Montag, 23. November, 18.50 Uhr: Italien verzeichnet 50.000 Todesfälle

In Italien hat die Zahl der Corona-Toten die Schwelle von 50 000 überschritten. Nach Angaben des Gesundheitsministeriums vom Montag verzeichneten die Behörden binnen 24 Stunden 630 Tote mit Sars-CoV-2. Demnach starben bislang knapp 50 500 Menschen mit dem Virus. Zugleich sank die Zahl der Neuinfektionen binnen eines Tages auf rund 23 000. Da am Wochenende weniger Testkapazitäten zur Verfügung stehen, fällt dieser Wert am Montag oft geringer aus. Verglichen mit dem Montag der Vorwoche (knapp 27 400) lagen die Zahlen allerdings deutlich darunter. Insgesamt wurden bisher etwa 1,432 Millionen Corona-Fälle in Italien registriert.
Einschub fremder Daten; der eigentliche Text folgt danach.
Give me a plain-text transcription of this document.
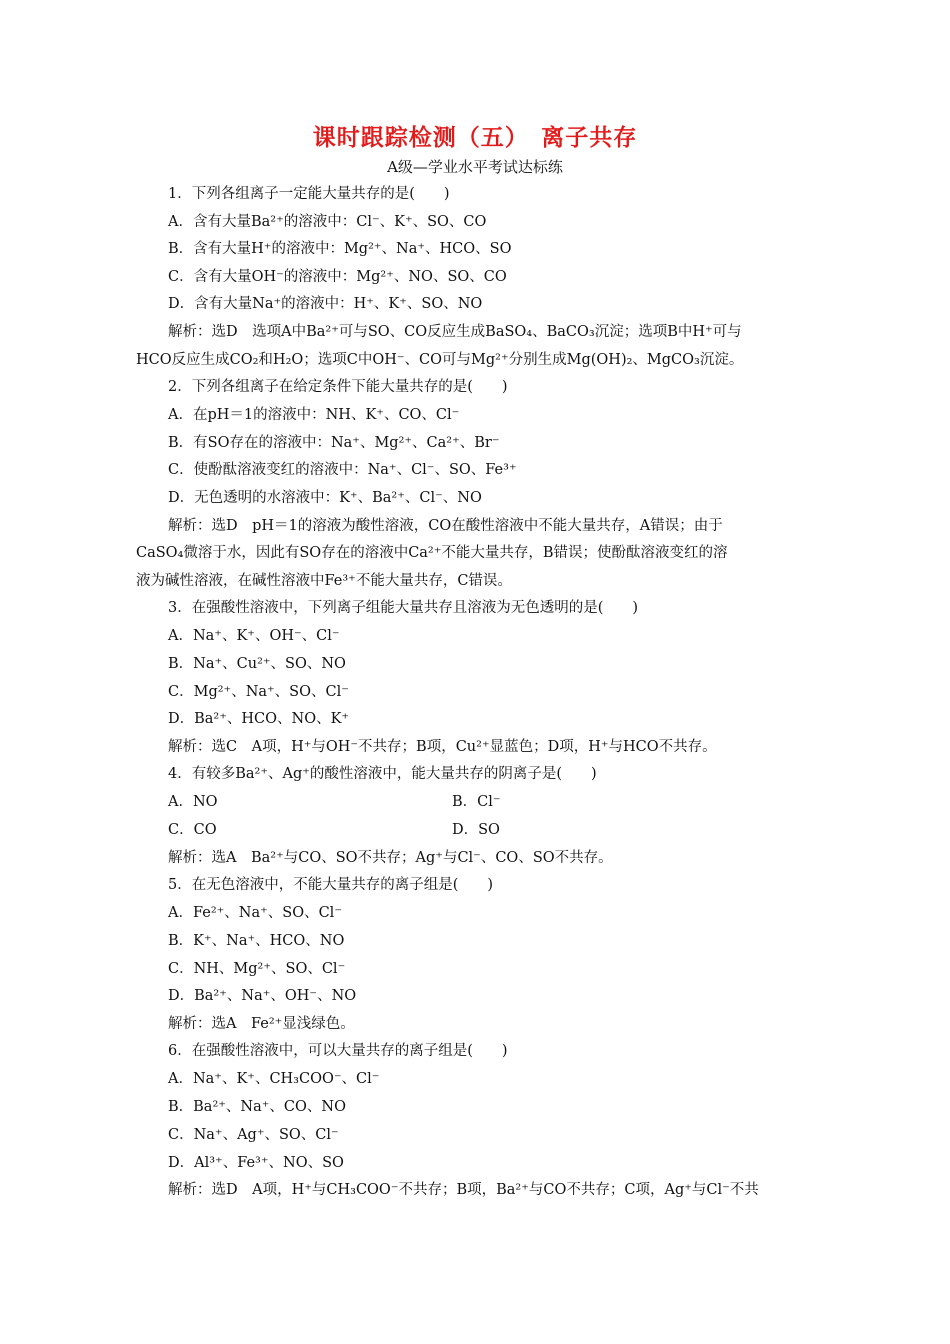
课时跟踪检测（五）　离子共存
A级—学业水平考试达标练
1．下列各组离子一定能大量共存的是(　　)
A．含有大量Ba²⁺的溶液中：Cl⁻、K⁺、SO、CO
B．含有大量H⁺的溶液中：Mg²⁺、Na⁺、HCO、SO
C．含有大量OH⁻的溶液中：Mg²⁺、NO、SO、CO
D．含有大量Na⁺的溶液中：H⁺、K⁺、SO、NO
解析：选D　选项A中Ba²⁺可与SO、CO反应生成BaSO₄、BaCO₃沉淀；选项B中H⁺可与
HCO反应生成CO₂和H₂O；选项C中OH⁻、CO可与Mg²⁺分别生成Mg(OH)₂、MgCO₃沉淀。
2．下列各组离子在给定条件下能大量共存的是(　　)
A．在pH＝1的溶液中：NH、K⁺、CO、Cl⁻
B．有SO存在的溶液中：Na⁺、Mg²⁺、Ca²⁺、Br⁻
C．使酚酞溶液变红的溶液中：Na⁺、Cl⁻、SO、Fe³⁺
D．无色透明的水溶液中：K⁺、Ba²⁺、Cl⁻、NO
解析：选D　pH＝1的溶液为酸性溶液，CO在酸性溶液中不能大量共存，A错误；由于
CaSO₄微溶于水，因此有SO存在的溶液中Ca²⁺不能大量共存，B错误；使酚酞溶液变红的溶
液为碱性溶液，在碱性溶液中Fe³⁺不能大量共存，C错误。
3．在强酸性溶液中，下列离子组能大量共存且溶液为无色透明的是(　　)
A．Na⁺、K⁺、OH⁻、Cl⁻
B．Na⁺、Cu²⁺、SO、NO
C．Mg²⁺、Na⁺、SO、Cl⁻
D．Ba²⁺、HCO、NO、K⁺
解析：选C　A项，H⁺与OH⁻不共存；B项，Cu²⁺显蓝色；D项，H⁺与HCO不共存。
4．有较多Ba²⁺、Ag⁺的酸性溶液中，能大量共存的阴离子是(　　)
A．NO	B．Cl⁻
C．CO	D．SO
解析：选A　Ba²⁺与CO、SO不共存；Ag⁺与Cl⁻、CO、SO不共存。
5．在无色溶液中，不能大量共存的离子组是(　　)
A．Fe²⁺、Na⁺、SO、Cl⁻
B．K⁺、Na⁺、HCO、NO
C．NH、Mg²⁺、SO、Cl⁻
D．Ba²⁺、Na⁺、OH⁻、NO
解析：选A　Fe²⁺显浅绿色。
6．在强酸性溶液中，可以大量共存的离子组是(　　)
A．Na⁺、K⁺、CH₃COO⁻、Cl⁻
B．Ba²⁺、Na⁺、CO、NO
C．Na⁺、Ag⁺、SO、Cl⁻
D．Al³⁺、Fe³⁺、NO、SO
解析：选D　A项，H⁺与CH₃COO⁻不共存；B项，Ba²⁺与CO不共存；C项，Ag⁺与Cl⁻不共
Neben der Hoffnung auf Impfstoffe hatte in dem Land mit 60 Millionen Einwohner zuletzt auch der Reproduktionswert für Optimismus gesorgt. Nach dem jüngsten Lagebericht des Ministeriums vom Freitag sank der sogenannte R-Wert auf rund 1,2. In den Wochen zuvor hatte die Zahl im Schnitt bei 1,4 und davor bei 1,7 gelegen. Der R-Wert zeigt an, wie viele Menschen ein Infizierter durchschnittlich ansteckt. Sinkt er unter 1, gibt es immer weniger Neuinfektionen, die Epidemie läuft also aus.

Montag, 23. November, 18.30 Uhr: Zentralrat der Juden kritisiert "Sophie Scholl"-Vergleiche

Der Zentralrat der Juden warnt davor, dass auf "Querdenken"-Demontrationen der Holocaust verharmlost wird. Mehr dazu lesen Sie hier.

Montag, 23. November, 18 Uhr: FC Augsburg verschiebt Mitgliederversammlung auf 2021

Wegen der Einschränkungen in der Corona-Pandemie hat der FC Augsburg seine Mitgliederversammlung auf das nächste Jahr verschoben. Wie der Fußball-Bundesligist am Montag bekanntgab, soll diese nun in der ersten Jahreshälfte 2021 stattfinden. Über den neuen Termin will der Verein rechtzeitig informieren.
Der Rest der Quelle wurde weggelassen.